Eadred stared at her with bewilderment clouding his eyes.
“Oh yes,” smiled Fidelma. “ One of you at least knows how Wulf-stan died and who is responsible.”
She paused to let her words sink in.
“Let me first tell you how he died.”
“He was stabbed to death in his bed,” Finan, the dark-faced professor of law, pointed out.
“That is true,” agreed Sister Fidelma, “but without the aid of sorcery.”
“How else did the assassin enter a locked room and leave it, still locked from the inside?” demanded Eadred. “How else but sorcery?”
“The killer wanted us to think that it was sorcery. Indeed, the killer prepared an elaborate plan to confuse us and lay the blame away from him. In fact, so elaborate was the plan that it had several layers. One layer was merely to confuse and frighten us by causing us to think the murder was done by a supernatural agency; another was to indicate an obvious suspect, while a third object was to implicate another person.”
“Well,” Laisran sighed, “at the moment I have yet to see through the first layer.”
Sister Fidelma smiled briefly at the rotund Abbot.
“I will leave that to later. Let us firstly consider the method of the killing.”
She had their complete attention now.
“The assassin entered the room by the door. In fact, Wulfstan let his assassin into the bedchamber himself.”
There was an intake of breath from Dagobert.
Unperturbed, she continued.
“Wulfstan knew his killer. Indeed, he had no suspicions, no fear of this man.”
Abbot Laisran regarded her with open-mouthed astonishment.
“Wulfstan let the killer in,” she continued. “The assassin struck. He killed Wulfstan and left his body on the bed. It was an act of swiftness. To spread suspicion, the killer wiped his knife on a linen kerchief which he mistakenly thought belonged to Talorgen, prince of Rheged. As I said, if we managed to see beyond the charade of sorcery, then the assassin sought to put the blame for the murder on Talorgen. He failed to realize that the kerchief was borrowed two days ago from Dagobert. He did not realize that the kerchief prominently carried Dagobert’s motto on it. It was a Latin motto which exhorts ‘Beware what you say!’ “
She paused to let them digest this information.
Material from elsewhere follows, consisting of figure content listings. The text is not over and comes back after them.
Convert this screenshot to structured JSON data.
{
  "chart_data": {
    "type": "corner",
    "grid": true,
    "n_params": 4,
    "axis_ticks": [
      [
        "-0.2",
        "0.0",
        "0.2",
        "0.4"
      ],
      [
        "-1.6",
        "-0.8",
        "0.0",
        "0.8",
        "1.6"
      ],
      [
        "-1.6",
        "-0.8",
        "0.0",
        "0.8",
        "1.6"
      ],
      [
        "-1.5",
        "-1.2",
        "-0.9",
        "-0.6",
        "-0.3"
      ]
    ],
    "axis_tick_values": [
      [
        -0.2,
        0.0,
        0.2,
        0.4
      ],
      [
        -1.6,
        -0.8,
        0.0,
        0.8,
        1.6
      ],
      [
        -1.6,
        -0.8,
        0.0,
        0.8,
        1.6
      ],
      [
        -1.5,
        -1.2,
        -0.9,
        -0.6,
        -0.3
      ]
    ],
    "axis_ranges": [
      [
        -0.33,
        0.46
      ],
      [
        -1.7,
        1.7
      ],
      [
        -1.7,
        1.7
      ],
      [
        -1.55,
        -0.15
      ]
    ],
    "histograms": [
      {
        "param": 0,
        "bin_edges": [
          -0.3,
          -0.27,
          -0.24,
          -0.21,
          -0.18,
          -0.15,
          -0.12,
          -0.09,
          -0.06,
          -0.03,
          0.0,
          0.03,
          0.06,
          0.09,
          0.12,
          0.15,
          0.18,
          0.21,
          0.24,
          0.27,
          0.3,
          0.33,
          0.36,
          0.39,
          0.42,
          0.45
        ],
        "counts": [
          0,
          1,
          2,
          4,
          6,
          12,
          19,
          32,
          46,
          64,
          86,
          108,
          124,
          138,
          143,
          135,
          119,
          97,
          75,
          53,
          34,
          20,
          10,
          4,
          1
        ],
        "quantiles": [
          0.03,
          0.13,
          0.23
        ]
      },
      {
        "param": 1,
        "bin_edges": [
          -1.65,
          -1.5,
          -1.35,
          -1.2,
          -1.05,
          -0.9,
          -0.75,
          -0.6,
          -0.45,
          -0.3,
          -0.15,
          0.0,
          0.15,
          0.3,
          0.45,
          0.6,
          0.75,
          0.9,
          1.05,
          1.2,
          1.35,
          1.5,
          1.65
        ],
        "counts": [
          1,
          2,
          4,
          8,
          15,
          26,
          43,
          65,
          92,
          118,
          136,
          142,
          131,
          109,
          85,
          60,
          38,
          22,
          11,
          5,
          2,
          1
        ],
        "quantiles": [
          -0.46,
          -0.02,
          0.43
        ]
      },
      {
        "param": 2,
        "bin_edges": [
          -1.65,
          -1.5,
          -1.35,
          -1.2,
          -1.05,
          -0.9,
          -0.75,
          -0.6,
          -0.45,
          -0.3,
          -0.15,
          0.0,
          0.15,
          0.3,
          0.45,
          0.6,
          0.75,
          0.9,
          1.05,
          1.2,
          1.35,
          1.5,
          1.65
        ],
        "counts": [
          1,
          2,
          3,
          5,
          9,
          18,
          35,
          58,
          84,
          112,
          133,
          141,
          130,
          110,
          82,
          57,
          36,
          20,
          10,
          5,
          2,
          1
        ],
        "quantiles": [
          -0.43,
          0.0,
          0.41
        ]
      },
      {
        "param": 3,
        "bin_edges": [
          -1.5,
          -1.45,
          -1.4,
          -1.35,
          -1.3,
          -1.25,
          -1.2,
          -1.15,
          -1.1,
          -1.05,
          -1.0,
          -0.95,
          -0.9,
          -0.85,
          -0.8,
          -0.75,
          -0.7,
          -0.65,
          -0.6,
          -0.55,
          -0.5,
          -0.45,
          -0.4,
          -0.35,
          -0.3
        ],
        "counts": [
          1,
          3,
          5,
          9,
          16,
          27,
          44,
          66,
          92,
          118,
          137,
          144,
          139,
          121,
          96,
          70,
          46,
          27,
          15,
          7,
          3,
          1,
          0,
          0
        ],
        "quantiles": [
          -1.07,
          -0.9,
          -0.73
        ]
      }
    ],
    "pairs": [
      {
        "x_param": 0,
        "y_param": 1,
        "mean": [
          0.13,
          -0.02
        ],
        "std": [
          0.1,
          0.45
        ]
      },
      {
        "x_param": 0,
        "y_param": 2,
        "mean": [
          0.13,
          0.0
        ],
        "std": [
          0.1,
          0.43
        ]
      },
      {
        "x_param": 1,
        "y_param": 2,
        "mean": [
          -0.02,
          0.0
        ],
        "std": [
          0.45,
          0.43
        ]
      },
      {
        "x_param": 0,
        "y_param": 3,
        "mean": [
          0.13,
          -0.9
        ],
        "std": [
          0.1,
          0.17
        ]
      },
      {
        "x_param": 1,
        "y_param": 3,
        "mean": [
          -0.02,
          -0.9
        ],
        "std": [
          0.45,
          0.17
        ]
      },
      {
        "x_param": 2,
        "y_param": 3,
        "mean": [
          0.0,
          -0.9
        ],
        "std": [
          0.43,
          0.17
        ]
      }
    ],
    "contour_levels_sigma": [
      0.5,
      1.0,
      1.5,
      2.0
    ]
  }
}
“How then did the killer now leave the bedchamber and manage to bar the door from the inside?” asked Dagobert.
“The bedchamber door was barred with two wooden bars. They were usually placed on iron rests which are attached to the frame of the door. When I examined the first wooden bar I observed that at either end there were two pieces of twine wrapped around it as if to protect the wood when it is placed in the iron rests. Yet on the second wooden bar, the curiosity was that the twine had two lengths of four feet still loose. Each end of the twine had been frayed and charred.”
She grimaced and repeated herself.
“A curiosity. Then I noticed that there was a rail at the top of the door on which a heavy woollen curtain could be drawn across the door when closed in order to prevent a draught. It was, of course, impossible to see whether the curtain had been drawn or not once the room was broken into, for the inward movement of the door would have swept the curtain aside on its rail.”
Eadred made a gesture of impatience.
“Where is this explanation leading?”
“Patience, and I will tell you. I spotted two small spots of grease on the ground on either side of the door. As I bent to examine these spots of grease I saw two nails fixed into the wood about three inches from the ground. There were two short pieces of twine still tied on these nails and the ends were frayed and blackened. It was then I realized just how the assassin had left the room and left one of the bars in place.”
“One?” demanded Abbot Laisran, leaning forward on his seat, his face eager.
Fidelma nodded.
“Only one was really needed to secure the door from the inside. The first bar, that at three feet from the bottom of the door, had not been set in place. There were no marks on the bar and its twine protection was intact, nor had the iron rests been wrenched away from the doorjamb when Ultan forced the door. Therefore, the conclusion was that this bar was not in place. Only the second bar, that which rested across the top of the door, about two feet from the top, had been in place.”